Richard Epstein: Progressivism Remains Off Key

Progressivism Remains Off Key

There is a delicious irony in the Center for American Progress choosing Tax Day, April 15, 2010, to publish its new defense of the progressive intellectual tradition in the U.S. The deep intellectual confusions of that movement are caught in its opening salvo, which quotes a famous aphorism of Justice Oliver Wendell Holmes: “Taxes are the price that we pay for a civilized society.”

Ironically, the CAP study links that quotation to the U.S. Department of Treasury Web site, which has the good sense to observe that the Holmes quotation “tells us nothing about the form or levels of taxation.” Neither does CAP, it turns out. But the issue matters. Treasury reported that when Holmes penned those words in 1902 the tax burden stood at 1.3% of GDP. By 2000 the tax burden exceeded over 20%, a number that looks almost blissfully low in light of the massive new Obama taxes. Some taxes are necessary for civilization, but surely every tax, no matter how dumb, is not.

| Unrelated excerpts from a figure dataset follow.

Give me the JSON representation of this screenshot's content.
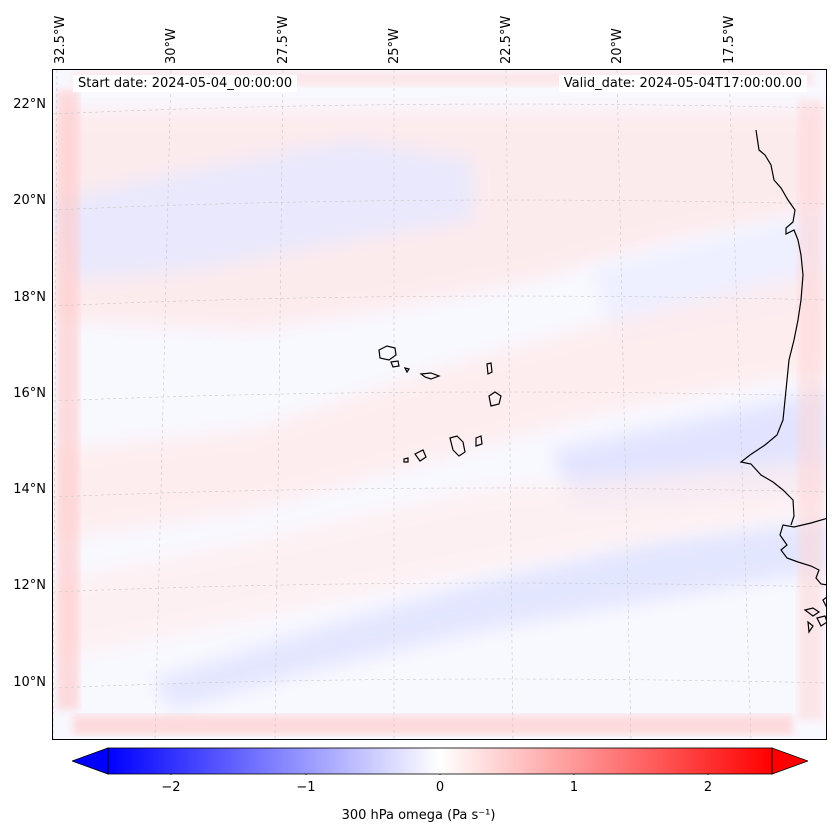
{
  "map": {
    "start_date_text": "Start date: 2024-05-04_00:00:00",
    "valid_date_text": "Valid_date: 2024-05-04T17:00:00.00",
    "lat_labels": [
      "22°N",
      "20°N",
      "18°N",
      "16°N",
      "14°N",
      "12°N",
      "10°N"
    ],
    "lon_labels": [
      "32.5°W",
      "30°W",
      "27.5°W",
      "25°W",
      "22.5°W",
      "20°W",
      "17.5°W"
    ],
    "colormap": "bwr",
    "background_color": "#f8f8ff",
    "coastline_color": "#000000",
    "gridline_style": "dashed light grey"
  },
  "colorbar": {
    "label_text": "300 hPa omega (Pa s⁻¹)",
    "ticks": [
      "−2",
      "−1",
      "0",
      "1",
      "2"
    ],
    "range": [
      -2.75,
      2.75
    ],
    "extend": "both",
    "colors": {
      "min": "#0000ff",
      "mid": "#ffffff",
      "max": "#ff0000"
    }
  }
}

As I read through the first of the three CAP reports, that by John Halpin and Conor P. Williams on the "Progressive Intellectual Tradition in America," I found no systematic defense of our current high rates of taxation. Instead our authors dished out a cook’s tour of the major tenets of the progressive movement, which attacked any traditional theory of natural rights (which date back to Roman times), without saying where and why it broke down, or what should have been done to fix it. Nor do our authors explain what was wanting in the classical liberal efforts to use the antitrust law to counteract horizontal restraints on trade, or rate regulation to deal with the problem of large network monopoly industries, such as railroads and communication, in which competitive markets are not possible.